May 18, 2006 - LycoRed, Ltd. announces the extension of its Lyc-O-Mato® product line for food and beverage fortification ingredients. Lyc-O-Mato® Red is the ideal lycopene fortification option for liquid and paste applications. As a lycopene source, non-GMO Lyc-O-Mato® Red, delivers three times more lycopene than ordinary tomato paste, providing marketable health benefits via ease of handling.
Lyc-O-Mato® Red also targets the tomato-based products industry. It is the ideal mechanism for boosting the lycopene level without the need for changes to the existing manufacturing process. Commenting on the evolution of this natural fit, Dr. Zohar Nir, VP of Marketing and Sales says, “Since secondary tomato processors understand that promoting the health benefits of lycopene is a natural way to boost sales, we set to work to develop a paste version of our high lycopene Lyc-O-Mato® Powder. They are looking for a healthy ingredient that they could easily implement into their formulations and Lyc-O-Mato® Red is designed to answer their specific needs.”

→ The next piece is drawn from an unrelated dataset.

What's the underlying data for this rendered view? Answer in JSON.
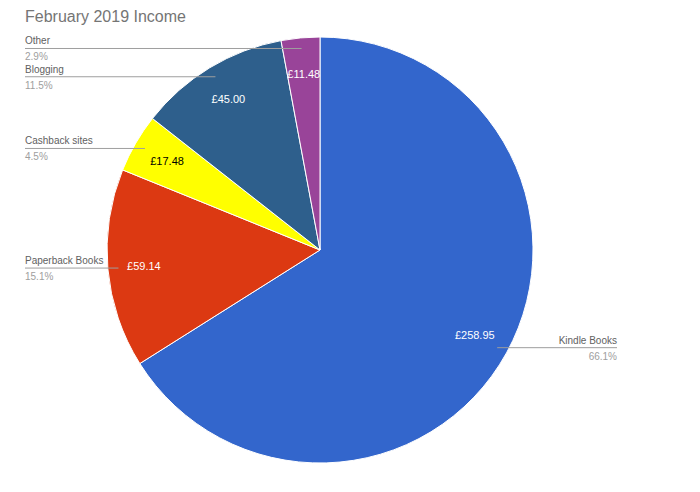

Traditional tomato paste includes 300-500ppm lycopene and a large amount of sugars. Lyc-O-Mato® Red paste is high in lycopene and low in sugar and has a minimal affect upon the taste of the finished product. “Nowadays manufacturers are more concerned about their brand image than ever before. Lyc-O-Mato® Red helps the producers to provide their brands with a healthier image and with a competitive price”, continued Dr. Nir. Lyc-O-Mato® Red can be used to fortify a wide variety of foods and beverages including breads, confectionary, cereals, soy meat substitutes, and smoothies.
LycoRed is a fast-growing nutritional ingredient company, with regional offices in the US, Europe and Israel. LycoRed’s strategy calls for building a portfolio of high value carotenoid brands, natural food colorants and effective fortification technologies. LycoRed’s nutrition solutions simplify the development and production process of cutting-edge food, beverage and nutritional supplement products, responding to consumer demand for healthier foods.